Intolerância e discurso de ódio contra minorias
Enviada em 17/06/2019
Desde o fenômeno da revolução francesa entende-se que a força resultante da mudança advém da capacidade de um se mobilizar com o problema do outro. No entanto, quando observamos o problema da intolerância e discurso de ódio contra minorias, verifica-se que essa força é constatada na teoria e não desejavelmente na prática seja pela inércia do Estado diante do quadro, seja pela forma como a sociedade transmite o conhecimento. Nesse sentido, convém analisarmos as principais consequências de tais atitudes para a sociedade.
Em primeira análise é importante destacar o papel do Estado. John Locke em sua teoria do contrato social, nos diz que o homem deve abicar de sua liberdade em prol do Estado e esse em troca lhe garantia suas necessidade básicas, entretanto, a realidade tem nos mostrado o contrário: insegurança e medo são sentimentos recorrentes para a população. Em análise a isso, fica evidente que o governa falha no tocante a proteção, principalmente quando falamos em minorias que são perseguidas simplesmente por serem diferentes e aquele que devia garantir-lhes segurança e proteção não está presente. Como consequência, vemos o aumento diário de casos de intolerância e perseguição.
Ademais, é importante analisar o papel da sociedade nessa problemática. Immanuel Kant em uma breve analise teceu o argumento de que o ser humano é produto de sua educação e, portanto, o que lhe é passado em sua juventude tende a se repetir na vida adulta. Diante disso, é prudente analisar que a educação de nossas crianças tem um papel significativo para criação de cidadãos ruins que irão perpetuar o ódio e intolerância, nesse ponto vemos que a sociedade falha em não agir conforme indica a teoria do corpo biológico de Émile Durkheim, pois esse nos diz que a sociedade deve agir de forma coesa e unida, assim como um organismo vivo. Diante o exposto fica evidente que a sociedade está criando e perpetuando um pensamento preconceituoso e retrógrado para nossas crianças que acabam por praticar ódio, bullying e perseguição as minorias.

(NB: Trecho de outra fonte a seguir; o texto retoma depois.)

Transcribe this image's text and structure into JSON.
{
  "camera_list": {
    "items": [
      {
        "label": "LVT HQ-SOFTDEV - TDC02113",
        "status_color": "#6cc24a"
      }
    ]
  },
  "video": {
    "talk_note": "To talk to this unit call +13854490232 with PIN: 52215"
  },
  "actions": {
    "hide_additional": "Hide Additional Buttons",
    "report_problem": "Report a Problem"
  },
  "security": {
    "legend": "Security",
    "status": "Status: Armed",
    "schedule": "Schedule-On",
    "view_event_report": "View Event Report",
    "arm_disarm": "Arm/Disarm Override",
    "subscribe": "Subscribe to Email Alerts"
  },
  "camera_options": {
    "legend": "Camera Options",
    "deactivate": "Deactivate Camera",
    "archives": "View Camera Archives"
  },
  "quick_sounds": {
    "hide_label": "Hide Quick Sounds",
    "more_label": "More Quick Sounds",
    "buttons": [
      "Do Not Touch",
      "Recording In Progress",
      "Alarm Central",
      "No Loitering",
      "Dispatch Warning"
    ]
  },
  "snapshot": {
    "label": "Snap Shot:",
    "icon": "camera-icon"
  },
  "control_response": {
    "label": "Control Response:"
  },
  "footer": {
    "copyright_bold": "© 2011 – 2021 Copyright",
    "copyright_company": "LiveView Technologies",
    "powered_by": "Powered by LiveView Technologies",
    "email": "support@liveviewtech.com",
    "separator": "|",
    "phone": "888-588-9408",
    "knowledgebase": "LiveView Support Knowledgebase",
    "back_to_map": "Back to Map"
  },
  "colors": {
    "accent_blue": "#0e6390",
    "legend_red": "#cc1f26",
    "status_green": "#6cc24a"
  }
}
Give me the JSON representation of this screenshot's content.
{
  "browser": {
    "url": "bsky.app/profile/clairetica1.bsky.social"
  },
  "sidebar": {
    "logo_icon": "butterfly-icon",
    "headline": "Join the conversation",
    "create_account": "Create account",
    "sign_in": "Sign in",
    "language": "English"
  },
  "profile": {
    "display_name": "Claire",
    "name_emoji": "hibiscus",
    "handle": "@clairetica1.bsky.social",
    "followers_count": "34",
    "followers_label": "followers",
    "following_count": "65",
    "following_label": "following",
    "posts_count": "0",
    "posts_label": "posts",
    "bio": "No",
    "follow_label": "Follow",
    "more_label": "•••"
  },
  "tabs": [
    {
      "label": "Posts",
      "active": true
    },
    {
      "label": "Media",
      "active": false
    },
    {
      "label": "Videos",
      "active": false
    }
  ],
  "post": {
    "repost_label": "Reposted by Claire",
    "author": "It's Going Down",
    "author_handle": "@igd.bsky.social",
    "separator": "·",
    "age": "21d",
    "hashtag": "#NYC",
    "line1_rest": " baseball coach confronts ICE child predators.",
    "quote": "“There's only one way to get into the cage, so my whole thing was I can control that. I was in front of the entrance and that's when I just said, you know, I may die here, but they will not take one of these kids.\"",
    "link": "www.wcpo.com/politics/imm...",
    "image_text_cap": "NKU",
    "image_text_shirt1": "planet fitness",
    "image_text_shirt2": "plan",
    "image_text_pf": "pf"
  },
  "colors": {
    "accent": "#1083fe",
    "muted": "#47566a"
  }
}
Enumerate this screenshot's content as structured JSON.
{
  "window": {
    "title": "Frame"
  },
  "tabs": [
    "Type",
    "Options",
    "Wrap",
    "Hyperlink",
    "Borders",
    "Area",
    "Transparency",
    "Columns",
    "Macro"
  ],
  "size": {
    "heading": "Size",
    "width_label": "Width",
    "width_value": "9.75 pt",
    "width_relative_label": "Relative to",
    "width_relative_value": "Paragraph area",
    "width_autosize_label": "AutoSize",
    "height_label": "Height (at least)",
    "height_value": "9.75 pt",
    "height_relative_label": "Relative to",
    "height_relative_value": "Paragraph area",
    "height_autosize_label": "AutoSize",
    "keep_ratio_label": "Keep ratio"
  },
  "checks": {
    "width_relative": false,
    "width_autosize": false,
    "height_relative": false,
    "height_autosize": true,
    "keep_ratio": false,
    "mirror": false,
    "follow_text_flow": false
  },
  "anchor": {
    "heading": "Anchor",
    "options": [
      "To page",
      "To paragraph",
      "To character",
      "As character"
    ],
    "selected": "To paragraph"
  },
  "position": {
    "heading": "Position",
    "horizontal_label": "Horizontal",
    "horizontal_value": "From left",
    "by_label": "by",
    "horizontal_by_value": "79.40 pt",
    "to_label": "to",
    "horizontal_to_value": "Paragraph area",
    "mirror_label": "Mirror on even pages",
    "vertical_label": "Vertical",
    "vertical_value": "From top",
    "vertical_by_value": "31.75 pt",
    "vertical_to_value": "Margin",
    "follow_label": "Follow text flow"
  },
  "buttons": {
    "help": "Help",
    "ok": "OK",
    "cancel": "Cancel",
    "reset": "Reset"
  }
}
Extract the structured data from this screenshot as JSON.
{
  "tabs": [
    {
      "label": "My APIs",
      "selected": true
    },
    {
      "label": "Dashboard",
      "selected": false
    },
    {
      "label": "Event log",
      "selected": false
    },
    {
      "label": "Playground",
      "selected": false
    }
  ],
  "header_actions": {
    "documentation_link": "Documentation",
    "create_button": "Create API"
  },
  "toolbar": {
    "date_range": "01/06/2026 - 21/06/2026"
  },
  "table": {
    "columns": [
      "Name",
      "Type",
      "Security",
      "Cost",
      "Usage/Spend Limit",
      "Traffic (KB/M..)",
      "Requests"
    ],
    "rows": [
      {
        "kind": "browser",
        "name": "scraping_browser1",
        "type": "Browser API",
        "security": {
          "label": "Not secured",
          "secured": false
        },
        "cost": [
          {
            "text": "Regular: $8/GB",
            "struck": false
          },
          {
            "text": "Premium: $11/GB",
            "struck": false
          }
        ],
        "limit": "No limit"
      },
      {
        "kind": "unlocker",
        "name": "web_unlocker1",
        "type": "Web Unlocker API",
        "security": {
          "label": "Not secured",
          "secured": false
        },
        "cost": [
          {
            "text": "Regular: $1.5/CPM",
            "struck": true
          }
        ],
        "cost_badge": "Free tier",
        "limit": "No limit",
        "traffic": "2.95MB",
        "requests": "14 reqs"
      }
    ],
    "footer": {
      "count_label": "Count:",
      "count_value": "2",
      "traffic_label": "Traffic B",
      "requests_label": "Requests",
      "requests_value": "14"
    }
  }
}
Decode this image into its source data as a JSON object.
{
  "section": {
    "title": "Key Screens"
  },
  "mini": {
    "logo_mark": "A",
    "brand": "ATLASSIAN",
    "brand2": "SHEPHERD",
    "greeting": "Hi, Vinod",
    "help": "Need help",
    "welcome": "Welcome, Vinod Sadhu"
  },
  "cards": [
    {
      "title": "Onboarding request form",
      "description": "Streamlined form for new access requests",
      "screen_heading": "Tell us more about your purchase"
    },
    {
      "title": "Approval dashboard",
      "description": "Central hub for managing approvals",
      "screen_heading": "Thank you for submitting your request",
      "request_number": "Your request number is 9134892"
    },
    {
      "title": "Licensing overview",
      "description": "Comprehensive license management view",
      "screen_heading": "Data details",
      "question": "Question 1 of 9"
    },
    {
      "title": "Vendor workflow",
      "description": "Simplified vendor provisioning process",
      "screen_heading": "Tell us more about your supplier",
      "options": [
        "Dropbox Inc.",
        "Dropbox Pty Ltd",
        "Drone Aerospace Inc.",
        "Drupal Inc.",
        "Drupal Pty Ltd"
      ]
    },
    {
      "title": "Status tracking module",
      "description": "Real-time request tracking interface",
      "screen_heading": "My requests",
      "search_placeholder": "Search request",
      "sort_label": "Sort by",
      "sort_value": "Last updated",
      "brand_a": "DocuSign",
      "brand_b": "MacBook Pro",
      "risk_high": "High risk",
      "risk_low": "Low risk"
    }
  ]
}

Fica evidente, portanto, que o problema da intolerância e discurso de ódio contra minorias é um problema conjuntural. O governo federal em ação conjunta com o Ministério da Justiça e Planejamento deve criar uma comissão com objetivo de analisar, observar e proteger as principais minorias que sofrem maior perseguição e com o tempo ampliar proteção a demais minorias afim de garantir-lhes seus direitos inerentes conforme preconizou Locke em sua teoria. A sociedade com seu papel fiscalizatório deve propor mudanças na forma como a educação da juventude vem sendo conduzida, pois é na juventude que cresce o pensamento que guiará o adulto. Talvez se seguirmos tais preceitos poderemos alcançar uma sociedade mais justa e igualitária.